3D Lidar-based static and moving obstacle detection in driving environments: An approach based on voxels and multi-region ground planes

Abstract

Artificial perception, in the context of autonomous driving, is the process by which an intelligent system translates sensory data into an effective model of the environment surrounding a vehicle. In this paper, and considering data from a 3D-LIDAR mounted onboard an intelligent vehicle, a 3D perception system based on voxels and planes is proposed for ground modeling and obstacle detection in urban environments.

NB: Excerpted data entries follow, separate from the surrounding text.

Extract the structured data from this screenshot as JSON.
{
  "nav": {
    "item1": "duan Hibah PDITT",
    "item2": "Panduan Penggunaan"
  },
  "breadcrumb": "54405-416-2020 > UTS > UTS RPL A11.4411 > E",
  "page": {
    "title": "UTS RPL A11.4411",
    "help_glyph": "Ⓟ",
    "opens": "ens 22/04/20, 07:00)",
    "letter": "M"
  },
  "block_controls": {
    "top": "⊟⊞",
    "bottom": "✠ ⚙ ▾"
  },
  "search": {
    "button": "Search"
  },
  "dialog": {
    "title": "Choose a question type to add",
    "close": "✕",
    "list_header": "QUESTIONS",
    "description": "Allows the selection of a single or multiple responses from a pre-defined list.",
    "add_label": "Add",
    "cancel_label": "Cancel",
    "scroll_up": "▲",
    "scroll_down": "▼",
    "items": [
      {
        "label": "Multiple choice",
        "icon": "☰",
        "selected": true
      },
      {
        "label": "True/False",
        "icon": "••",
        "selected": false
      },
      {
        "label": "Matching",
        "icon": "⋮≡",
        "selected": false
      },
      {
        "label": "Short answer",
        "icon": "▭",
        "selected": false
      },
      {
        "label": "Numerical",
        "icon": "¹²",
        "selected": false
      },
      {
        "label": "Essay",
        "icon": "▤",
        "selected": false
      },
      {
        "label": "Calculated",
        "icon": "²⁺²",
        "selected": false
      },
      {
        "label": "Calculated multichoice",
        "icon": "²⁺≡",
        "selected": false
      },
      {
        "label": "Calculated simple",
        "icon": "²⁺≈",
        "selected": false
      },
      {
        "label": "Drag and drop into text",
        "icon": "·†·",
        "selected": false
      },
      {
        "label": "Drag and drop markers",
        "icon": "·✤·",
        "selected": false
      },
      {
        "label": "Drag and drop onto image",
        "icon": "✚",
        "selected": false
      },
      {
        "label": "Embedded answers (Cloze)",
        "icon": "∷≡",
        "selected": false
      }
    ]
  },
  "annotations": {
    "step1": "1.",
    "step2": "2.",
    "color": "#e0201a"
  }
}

The system, which incorporates time-dependent data, is composed of two main modules: (i) an effective ground surface estimation using a piecewise plane fitting algorithm and RANSAC-method, and (ii) a voxel-grid model for static and moving obstacles detection using discriminative analysis and ego-motion information. This perception system has direct application in safety systems for intelligent vehicles, particularly in collision avoidance and vulnerable road users detection, namely pedestrians and cyclists. Experiments, using point-cloud data from a Velodyne LIDAR and localization data from an Inertial Navigation System were conducted for both a quantitative and a qualitative assessment of the static/moving obstacle detection module and for the surface estimation approach. Reported results, from experiments using the KITTI database, demonstrate the applicability and efficiency of the proposed approach in urban scenarios.